Kasim lachte. »Kellerasseln, Silberfischchen und einige Mäuse«, sagte er. »Aber die meisten Bewohner sind Menschen. Wieso fragst du?«

Calum zuckte mit den Schultern. Er redete niemals über seinen hervorragenden Geruchssinn. In der ersten Klasse hatte er mal damit geprahlt, dass er riechen konnte, was die anderen auf ihren Pausenbroten hatten, ohne dass sie ihre Vesperdosen rausholten. Danach hatten sie ihn monatelang nur noch Schnuffelnäschen genannt. Er hatte daraus gelernt, seitdem hielt er den Mund.

Es war faszinierend, was man alles riechen konnte. Nicht nur die Gegenwart, sondern auch die Vergangenheit. Menschen, Hunde, Katzen, Vögel, Streifenhörnchen, Waschbären, Insekten, Autos und Maschinen hinterließen Geruchsspuren, die auch Stunden oder sogar Tage, nachdem sie einen Ort verlassen hatten, noch wahrnehmbar waren.

Manchmal roch Calum sogar die Gefühle von Menschen. Ob jemand Angst oder Stress hatte zum Beispiel.

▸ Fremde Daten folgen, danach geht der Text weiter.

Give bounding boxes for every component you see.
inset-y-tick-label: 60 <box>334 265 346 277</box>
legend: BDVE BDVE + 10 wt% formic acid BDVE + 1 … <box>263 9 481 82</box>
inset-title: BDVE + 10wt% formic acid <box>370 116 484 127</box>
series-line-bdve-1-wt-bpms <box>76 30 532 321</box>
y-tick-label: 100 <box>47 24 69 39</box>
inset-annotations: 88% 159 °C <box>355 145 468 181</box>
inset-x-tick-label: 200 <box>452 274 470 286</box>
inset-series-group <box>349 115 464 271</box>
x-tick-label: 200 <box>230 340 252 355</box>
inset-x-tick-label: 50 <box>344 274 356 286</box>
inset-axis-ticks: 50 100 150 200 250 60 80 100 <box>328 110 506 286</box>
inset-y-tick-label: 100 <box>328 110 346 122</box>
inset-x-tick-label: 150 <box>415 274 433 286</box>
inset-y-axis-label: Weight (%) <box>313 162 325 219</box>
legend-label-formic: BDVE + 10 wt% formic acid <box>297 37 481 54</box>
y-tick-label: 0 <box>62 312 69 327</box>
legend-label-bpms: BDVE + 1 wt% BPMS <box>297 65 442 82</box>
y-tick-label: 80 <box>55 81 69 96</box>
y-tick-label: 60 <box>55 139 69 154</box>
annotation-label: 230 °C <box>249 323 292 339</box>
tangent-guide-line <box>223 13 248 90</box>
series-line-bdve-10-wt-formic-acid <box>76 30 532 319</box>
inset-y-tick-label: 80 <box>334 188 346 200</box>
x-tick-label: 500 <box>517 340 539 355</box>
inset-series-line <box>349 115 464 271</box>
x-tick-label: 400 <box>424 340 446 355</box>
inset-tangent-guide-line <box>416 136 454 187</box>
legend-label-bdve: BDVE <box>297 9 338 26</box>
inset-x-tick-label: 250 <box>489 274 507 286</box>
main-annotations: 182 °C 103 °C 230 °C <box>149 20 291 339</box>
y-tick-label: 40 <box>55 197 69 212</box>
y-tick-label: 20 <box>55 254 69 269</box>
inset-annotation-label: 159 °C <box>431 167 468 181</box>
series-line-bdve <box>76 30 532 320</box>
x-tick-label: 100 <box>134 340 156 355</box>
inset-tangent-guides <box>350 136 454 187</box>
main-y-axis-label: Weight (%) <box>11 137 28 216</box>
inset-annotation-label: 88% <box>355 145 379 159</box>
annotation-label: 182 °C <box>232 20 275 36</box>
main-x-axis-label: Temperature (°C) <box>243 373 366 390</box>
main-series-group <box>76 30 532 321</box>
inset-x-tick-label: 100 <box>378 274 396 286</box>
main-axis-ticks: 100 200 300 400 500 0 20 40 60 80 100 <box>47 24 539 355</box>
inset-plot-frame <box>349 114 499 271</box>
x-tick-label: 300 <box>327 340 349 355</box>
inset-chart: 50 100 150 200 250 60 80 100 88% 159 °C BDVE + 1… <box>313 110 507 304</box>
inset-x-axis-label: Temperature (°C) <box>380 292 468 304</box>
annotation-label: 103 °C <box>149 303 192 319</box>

Auf Kasim traf beides schon mal nicht zu. Er war total relaxt. Auch wenn ihm vorhin beim Essenmachen etwas angebrannt war, der Geruch hing noch in der Luft.

»Ich zeig dir erst mal die Wohnung und dein Zimmer«, sagte Kasim. »Und stell dir deine Mitbewohner vor.« Er griff nach dem Koffer, den Mrs Drew in den Flur gezogen hatte, und ging mit einem theatralischen Ächzen in die Knie. »Das ist ja ein Klopper. Was hast du denn da drin? Steine und Beton?«

»Bücher«, sagte Mrs Drew. »Nehm ich mal an. Calum liest gerne.«

Calum warf der Sozialamtsfrau einen überraschten Blick zu. Woher wusste sie von seiner Leseleidenschaft? Er hatte ihr nie etwas davon erzählt.

»Mir nach!« Kasim stellte den Koffer vor einer Zimmertür auf der rechten Seite des Ganges ab. Er klopfte kurz an und lauschte. Als keine Antwort kam, öffnete er die Tür behutsam. »Das ist unser Wohnzimmer. Gerade niemand da.« Er trat ein Stück zur Seite und eröffnete den Blick in einen überraschend gemütlichen Raum mit zwei großen Sofas, gut bestückten Bücherregalen, einer Spielkonsole und einem großen Fernseher. Bunte Sitzkissen waren locker über den Boden verteilt.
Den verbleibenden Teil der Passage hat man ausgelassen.